Our gitlab slack channel, which announces changes to our many service repositories, started reporting failed builds. Our pipeline page, which is how we promote services into production, began reporting that image manifests had gone missing! The engineer who noticed the fatal issue had stopped the job but not before it wrecked havoc on at least two dozen registries.

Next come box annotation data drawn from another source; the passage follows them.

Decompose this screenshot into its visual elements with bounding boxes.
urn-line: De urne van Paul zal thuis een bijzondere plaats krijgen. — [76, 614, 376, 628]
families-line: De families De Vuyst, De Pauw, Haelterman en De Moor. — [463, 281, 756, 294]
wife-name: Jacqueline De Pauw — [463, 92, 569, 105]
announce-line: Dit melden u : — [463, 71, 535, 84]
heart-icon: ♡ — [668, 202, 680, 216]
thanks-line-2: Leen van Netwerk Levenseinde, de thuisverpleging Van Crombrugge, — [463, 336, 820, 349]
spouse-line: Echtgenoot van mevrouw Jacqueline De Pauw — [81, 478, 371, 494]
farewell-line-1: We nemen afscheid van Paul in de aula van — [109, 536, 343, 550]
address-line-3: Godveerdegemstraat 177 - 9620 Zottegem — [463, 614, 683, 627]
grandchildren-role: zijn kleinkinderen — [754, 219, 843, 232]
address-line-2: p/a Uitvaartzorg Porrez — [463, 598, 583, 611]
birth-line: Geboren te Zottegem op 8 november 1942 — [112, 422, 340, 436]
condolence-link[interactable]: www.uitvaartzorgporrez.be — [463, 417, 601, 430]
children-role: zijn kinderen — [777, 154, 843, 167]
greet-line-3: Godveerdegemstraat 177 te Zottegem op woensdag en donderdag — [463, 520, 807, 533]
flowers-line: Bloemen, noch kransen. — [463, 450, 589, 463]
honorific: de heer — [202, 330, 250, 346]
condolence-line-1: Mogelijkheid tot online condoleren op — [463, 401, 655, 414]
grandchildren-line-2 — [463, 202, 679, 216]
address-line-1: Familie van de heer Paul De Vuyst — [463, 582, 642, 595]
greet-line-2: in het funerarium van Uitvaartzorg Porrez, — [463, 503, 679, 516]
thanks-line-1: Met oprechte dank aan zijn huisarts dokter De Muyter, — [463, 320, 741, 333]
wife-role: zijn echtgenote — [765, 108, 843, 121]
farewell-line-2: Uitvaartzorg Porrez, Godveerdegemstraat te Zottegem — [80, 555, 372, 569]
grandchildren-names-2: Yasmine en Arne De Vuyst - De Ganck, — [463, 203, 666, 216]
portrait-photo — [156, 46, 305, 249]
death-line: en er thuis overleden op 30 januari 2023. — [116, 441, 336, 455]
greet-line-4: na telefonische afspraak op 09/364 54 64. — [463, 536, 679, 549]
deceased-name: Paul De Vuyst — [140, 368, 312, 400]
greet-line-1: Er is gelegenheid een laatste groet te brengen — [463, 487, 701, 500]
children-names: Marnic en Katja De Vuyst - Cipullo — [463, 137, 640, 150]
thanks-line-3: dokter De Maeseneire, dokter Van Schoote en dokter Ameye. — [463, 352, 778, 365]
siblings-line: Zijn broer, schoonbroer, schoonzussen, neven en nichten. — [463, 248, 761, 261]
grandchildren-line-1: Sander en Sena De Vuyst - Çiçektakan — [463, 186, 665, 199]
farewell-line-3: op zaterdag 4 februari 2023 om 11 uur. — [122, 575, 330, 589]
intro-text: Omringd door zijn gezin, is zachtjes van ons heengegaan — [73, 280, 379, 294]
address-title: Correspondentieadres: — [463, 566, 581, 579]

There is a silver lining here, we don’t build images on our laptops and push them to the registry. Everything is built by our CI system and so it’s pretty easy to go back and republish images. When we began republishing images we encountered a problem attempting to rebuild a base image that had Oracle jdk-8u152. Oracle likes to change their download links so this particular image refused to build.

thanks oracle
123
RUN curl -jksSLH "Cookie: oraclelicense=accept-securebackup-cookie" \
    "http://download.oracle.com/otn-pub/java/jdk/8u152-b16/aa0333dd3019491ca4f6ddbe78cdb6d0/server-jre-8u152-linux-x64.tar.gz" \
    -o /tmp/java.tar.gz

While we do take hourly snapshots of our registry, we decided that rolling to the latest jdk8 made the most sense vs. restoring from backup. (forced upgrade, ftw) It’s also worth mentioning here that most of the services in this environment are still day 0.

Retrospective

Business Impact

  1. We effectively stopped engineers from being able to check in code and deploy changes into the pipeline for a number of services until we had the new base images published.

Lessons Learned

  1. We should sort out how to best clone the production registry into a development registry environment. If anyone here is an administrator of DTR that has some tips on how this might be accomplished with minimal effort please reach out to me.
  2. There are some missions critical images that we should consider pushing to a standby registry in case something impacts our production DTR instance. This isn’t the first time we’ve had to rebuild images and upstream dependencies that fail to download/compile have blocked us.

Action Items

  1. Create custom build plans for critical base and system images which are designed to build nightly but do not push to our registry. This will ensure the image is always conditioned to be rebuilt.
  2. Research feasibility of standing up a fully replicated clone of the registry for development purposes. [self-note: is this overkill?]
  3. Research standing up an offsite registry (v2) for storing base/critical images.